Comment mieux décrire l’œuvre magique de Boudin toute en ciel et en liquidité, en lumière diffuse, en couleurs voilées comme si la fin du jour, les frémissements de l’automne posaient sur les paysages leur ardeur apaisée, leur troublante mélancolie, leur recueillement insistant. Non loin de là se trouvait l’auberge mythique Saint-Siméon - devenue un 5 étoiles - qui a conservé le cachet d’antan, le charme de ces lieux où, du temps de la mère Toutain aubergiste accueillante, les peintres et les artistes aimaient à se réunir dans un décor mer/campagne qui devait être époustouflant de beauté. On imagine l’estuaire de la Seine d'alors avec ces vieux gréements, ces caravelles, voiles déployées, longeant les rives verdoyantes de la campagne normande. De nos jours, ce ne sont plus les peintres en goguette qui hantent les lieux, mais les VIP de la politique et du spectacle. Ainsi en emporte le vent …

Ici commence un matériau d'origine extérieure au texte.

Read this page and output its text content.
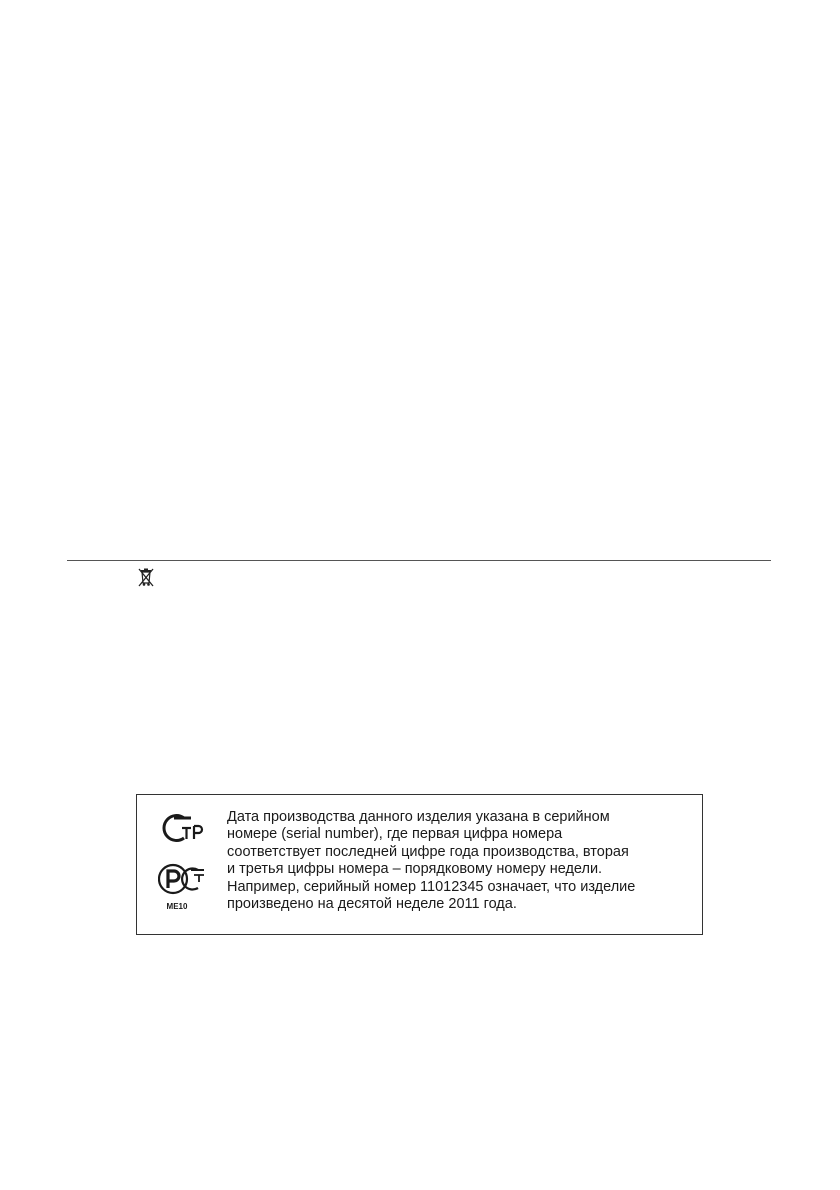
ME10
Дата производства данного изделия указана в серийном
номере (serial number), где первая цифра номера
соответствует последней цифре года производства, вторая
и третья цифры номера – порядковому номеру недели.
Например, серийный номер 11012345 означает, что изделие
произведено на десятой неделе 2011 года.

Boudin, ce vagabond solitaire, a toujours aimé les espaces dégagés. Dans ce domaine, il reste inégalé. D’autres peintres ont travaillé également au bord de la Manche. Jongkind a cherché l’azur ou la lumière froide du matin ; Monet fut le peintre de l’eau, au moment où l’élément liquide repousse peu à peu le ciel jusqu’à le réduire à un mince filet et le condamne à n’être plus qu’un reflet sur le bassin des nymphéas ; Pissaro préférera toujours la terre ; finalement ces peintres se replieront à l’intérieur des campagnes, dans les chemins creux et les lointains collineux, là où les nuages naviguent et où la lumière conserve une relative stabilité. Boudin ne changera pas, le ciel restera sa grande affaire et, si ce n’est sur le littoral, il quêtera sa présence au bord des fleuves, des rivières, des étangs, et le déclinera autrement en variant ses tonalités. Plus qu'à l'objet représenté, ce seront les reflets qu'il produit qui le captiveront, si bien qu'au bout de son pinceau il tentera de retenir la fugacité de l'instant, conférant comme un goût d'inachevé à ses dernières toiles.
Depuis Trouville, où il posa tant de fois son chevalet, l'oeil de Boudin scrutait les taches de lumière qui papillotaient. Il pouvait donner ainsi libre cours à son plaisir de saisir l’insaisissable, le jeu des nuages, la marée repoussée aux confins des sables : « De beaux et grands ciels tout tourmentés de nuages, chiffonnés de couleurs, profonds, entraînants. Rien dessous s’il n’y a rien. » - notait-il dans son journal. Les romantiques ayant épuisé le sujet des grands effets, Boudin négligera les éléments déchaînés, les convulsions de la nature, pour nous rendre grâce de la sérénité d’un jour ordinaire. Et les impressionnistes à leur tour emprunteront la voie qu’en précurseur il aura ouverte à leur inspiration.